The marriage suffered as well.
“The thought of losing a spouse so young, the deformity of a body, having the emotional trauma we both went through … you can imagine that yes, it did interfere with our relationship. But David was steadfast and loving the whole time.”
She says God was her personal therapist, and support groups also were an important recovery aid.
“As a young woman, unless you have other young women to talk to, it can be really scary — it hangs over your head. I lost a lot of friends from those support groups. Many died. It was very, very difficult, and the one thing that has colored the rest of my life is: Why am I the one that survived this when so many of the friends I met in these groups did not?”
She still doesn’t know.
“It’s a lifelong search I think.”
It’s been 28 years since Martin was first diagnosed and she no longer gets regular cancer screenings because of the expense involved.
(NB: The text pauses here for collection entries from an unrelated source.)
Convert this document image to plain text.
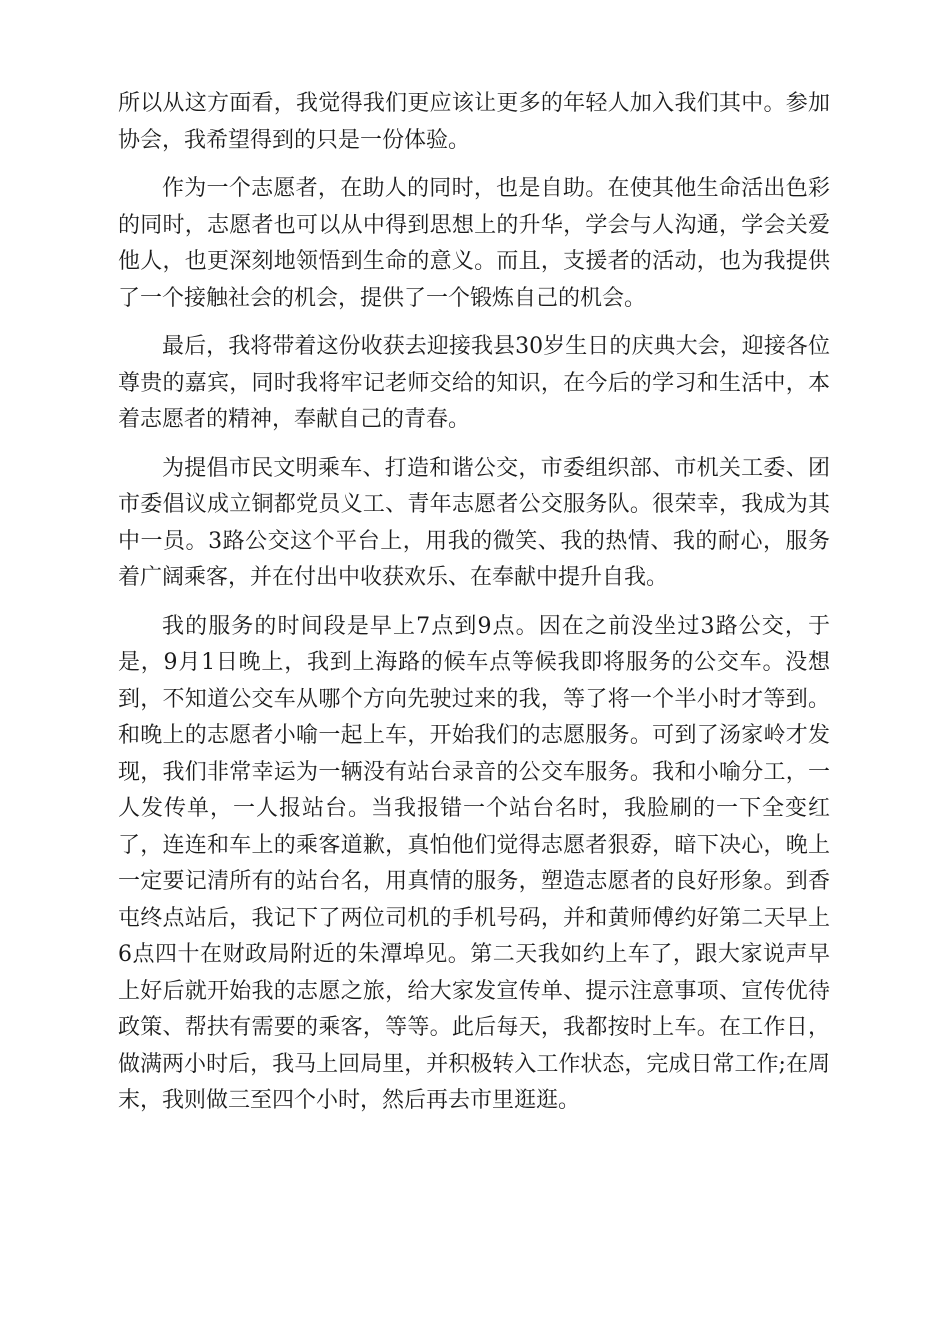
所以从这方面看，我觉得我们更应该让更多的年轻人加入我们其中。参加协会，我希望得到的只是一份体验。

作为一个志愿者，在助人的同时，也是自助。在使其他生命活出色彩的同时，志愿者也可以从中得到思想上的升华，学会与人沟通，学会关爱他人，也更深刻地领悟到生命的意义。而且，支援者的活动，也为我提供了一个接触社会的机会，提供了一个锻炼自己的机会。

最后，我将带着这份收获去迎接我县30岁生日的庆典大会，迎接各位尊贵的嘉宾，同时我将牢记老师交给的知识，在今后的学习和生活中，本着志愿者的精神，奉献自己的青春。

为提倡市民文明乘车、打造和谐公交，市委组织部、市机关工委、团市委倡议成立铜都党员义工、青年志愿者公交服务队。很荣幸，我成为其中一员。3路公交这个平台上，用我的微笑、我的热情、我的耐心，服务着广阔乘客，并在付出中收获欢乐、在奉献中提升自我。

我的服务的时间段是早上7点到9点。因在之前没坐过3路公交，于是，9月1日晚上，我到上海路的候车点等候我即将服务的公交车。没想到，不知道公交车从哪个方向先驶过来的我，等了将一个半小时才等到。和晚上的志愿者小喻一起上车，开始我们的志愿服务。可到了汤家岭才发现，我们非常幸运为一辆没有站台录音的公交车服务。我和小喻分工，一人发传单，一人报站台。当我报错一个站台名时，我脸刷的一下全变红了，连连和车上的乘客道歉，真怕他们觉得志愿者狠孬，暗下决心，晚上一定要记清所有的站台名，用真情的服务，塑造志愿者的良好形象。到香屯终点站后，我记下了两位司机的手机号码，并和黄师傅约好第二天早上6点四十在财政局附近的朱潭埠见。第二天我如约上车了，跟大家说声早上好后就开始我的志愿之旅，给大家发宣传单、提示注意事项、宣传优待政策、帮扶有需要的乘客，等等。此后每天，我都按时上车。在工作日，做满两小时后，我马上回局里，并积极转入工作状态，完成日常工作;在周末，我则做三至四个小时，然后再去市里逛逛。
The chemotherapy left its own mark on her health in the form of weight battles, arthritis and secondary fibromyalgia, which left her with chronic pain.
“It’s not easy to put cancer in the back of my mind, but I’ve determined that every single day I’m going to feel blessed.”
These days Martin participates in a longitudinal breast cancer survival study. She is one of the study’s oldest participants.
“To be a survivor for that length of time and to be able to participate in this study has been helpful in being able to continue to pursue getting rid of this stuff — forever.
“It’s a different life than I thought I’d lead, that’s for sure. The walk through the depth of despair and the tragedy that I have experienced physically in my life — you just get to the point where you truly can see the mountain tops and recognize that every single day is better than when you were down below. Every day of my life since, I have tried to say, ‘This day is a gift.’”
Martin advises those struggling with a serious illness to do research and take notes when seeing a medical doctor or naturopath.
“Listen to all forms of medicine, and don’t rule out anything. Listen to your gut.”
She urges people to try combining naturopathy with traditional medicine.
“Don’t let the medical community bully you into thinking that you can’t do both.”
Martin found it the most challenging part of her illness. “You had to be the strength behind your own support system, so they could eventually stand behind you and stand for you, and eventually they were all able to do that.”
She also urges those who have friends with serious illnesses to reach out.
“Make a call, send a card or make a meal. Even if all you can say is ‘I don’t know what to say,’ then that’s OK because it shows at least that you care.”